In the instant case the grandmother obtained temporary custody under a decree based on ex parte proceedings in which the natural father of the child was given no opportunity to controvert the alleged facts upon which such custody was granted. However, whether an award of custody made under such circumstances is such as is entitled to full faith and credit need not be decided at this time. When the grandmother with the aid of the natural mother took the child away from the home of the natural father, the natural father was not divorced from his first wife. However, when he went to Oregon to reclaim his child the father had obtained a divorce himself in Utah and been awarded custody of the child. This event occurred subsequent to the temporary award of custody granted the grandmother by the Oregon Juvenile Court. Having obtained a divorce from his former wife and having thereby removed any doubts as to whether his child would be living in a wholesome, moral atmosphere, and it appearing that the living conditions are good and that the child appears to have adjusted and is living happily with the natural father's new family, there is shown a sufficient change of circumstances from that averred to be existing when the Juvenile Court of Oregon granted the temporary custody of the child to its grandmother to uphold the Utah court's decision to dismiss the Writ of Habeas Corpus and allow the natural father to retain custody.
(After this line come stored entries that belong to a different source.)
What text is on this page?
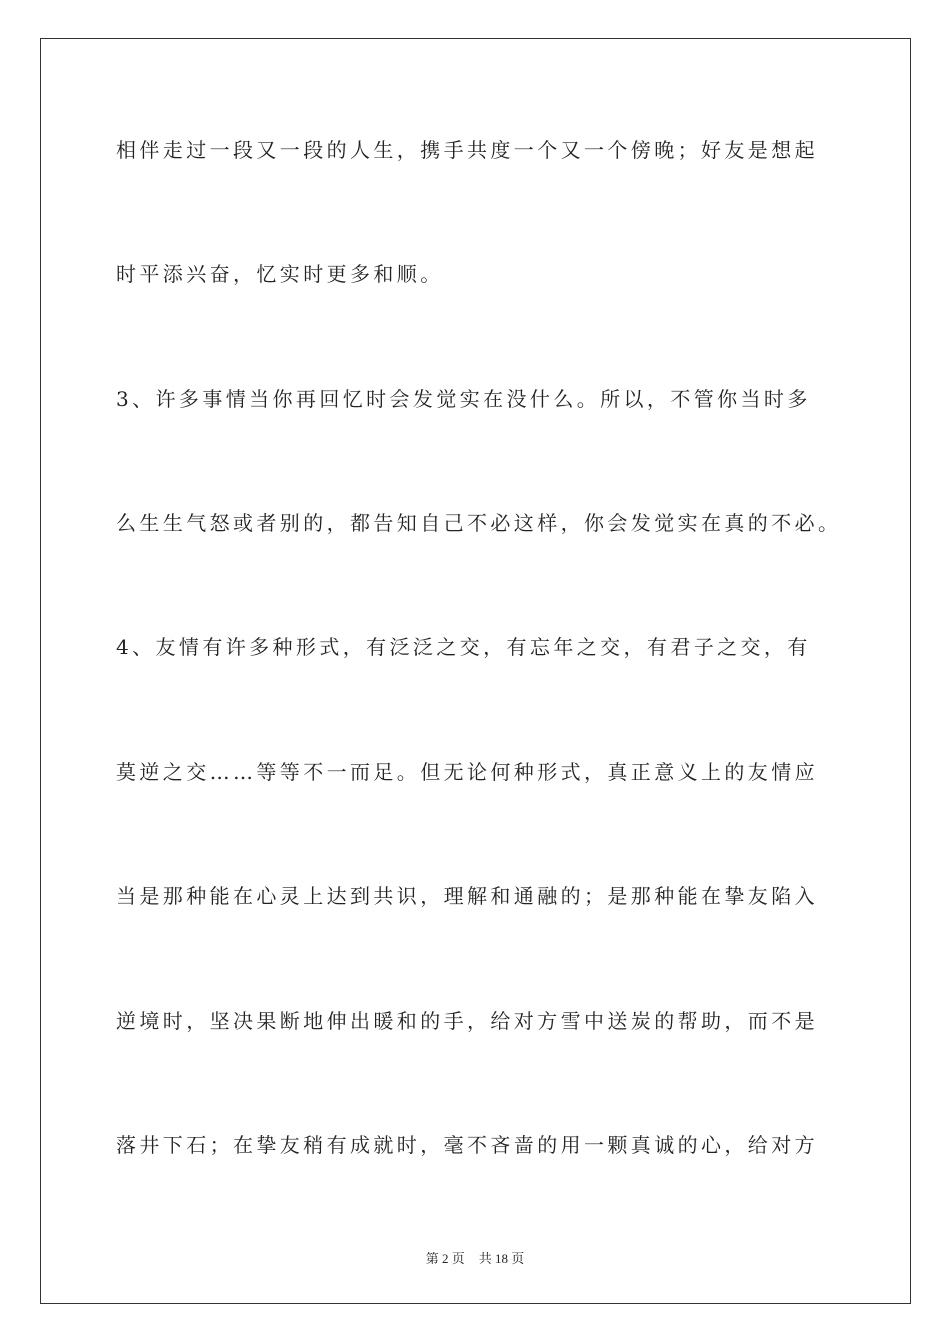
相伴走过一段又一段的人生，携手共度一个又一个傍晚；好友是想起

时平添兴奋，忆实时更多和顺。

3、许多事情当你再回忆时会发觉实在没什么。所以，不管你当时多

么生生气怒或者别的，都告知自己不必这样，你会发觉实在真的不必。

4、友情有许多种形式，有泛泛之交，有忘年之交，有君子之交，有

莫逆之交……等等不一而足。但无论何种形式，真正意义上的友情应

当是那种能在心灵上达到共识，理解和通融的；是那种能在挚友陷入

逆境时，坚决果断地伸出暖和的手，给对方雪中送炭的帮助，而不是

落井下石；在挚友稍有成就时，毫不吝啬的用一颗真诚的心，给对方

第 2 页 共 18 页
Appellant also argues that the court lacked jurisdiction to change the custody award because at the time of the hearing the child was not domiciled in Utah. The authorities are not in accord as to whether a court has jurisdiction to change a valid foreign award of custody of a child legally domiciled outside the state. The general rule appears to be that if the child is physically present in the state the court has jurisdiction.[3] However, it is to be noted in the instant case that appellant's argument is based on an assumption of the child's domicile being outside the state, which is not supported by facts. From the facts as appear in the record, it was the natural father who took custody of the child when he and its natural mother separated. He stayed with his child in his mother's home until his employment necessitated leaving the state of Oregon. As soon as he was able to provide a home of his own, he took his child to it. At no time did he consider relinquishing custody to his mother. It needs no citation of authorities that the domicile of a child too young to make its own choice is that of its natural parents. In the case of separation of parents, it may be that the mother has the right to determine its domicile if she does not abandon the child. However, that is not the situation here. A Utah court has granted the custody of the child to the father. The mother of the child is not disputing such custody. The natural father being domiciled in Utah and he being a natural parent to whom custody has been granted, it does not lie with the grandmother to assert that the child's domicile is not in Utah, if that were material to determine whether the Utah court has jurisdiction to award the child to the father and to dismiss the Writ of Habeas Corpus.
Affirmed. No costs granted.
HENRIOD, C.J., and McDONOUGH, CALLISTER, and CROCKETT, JJ., concur.
NOTES
[1] Sampsell v. Holt, 115 Utah 73, 202 P.2d 550.
[2] Walton v. Coffman, 110 Utah 1, 169 P.2d 97.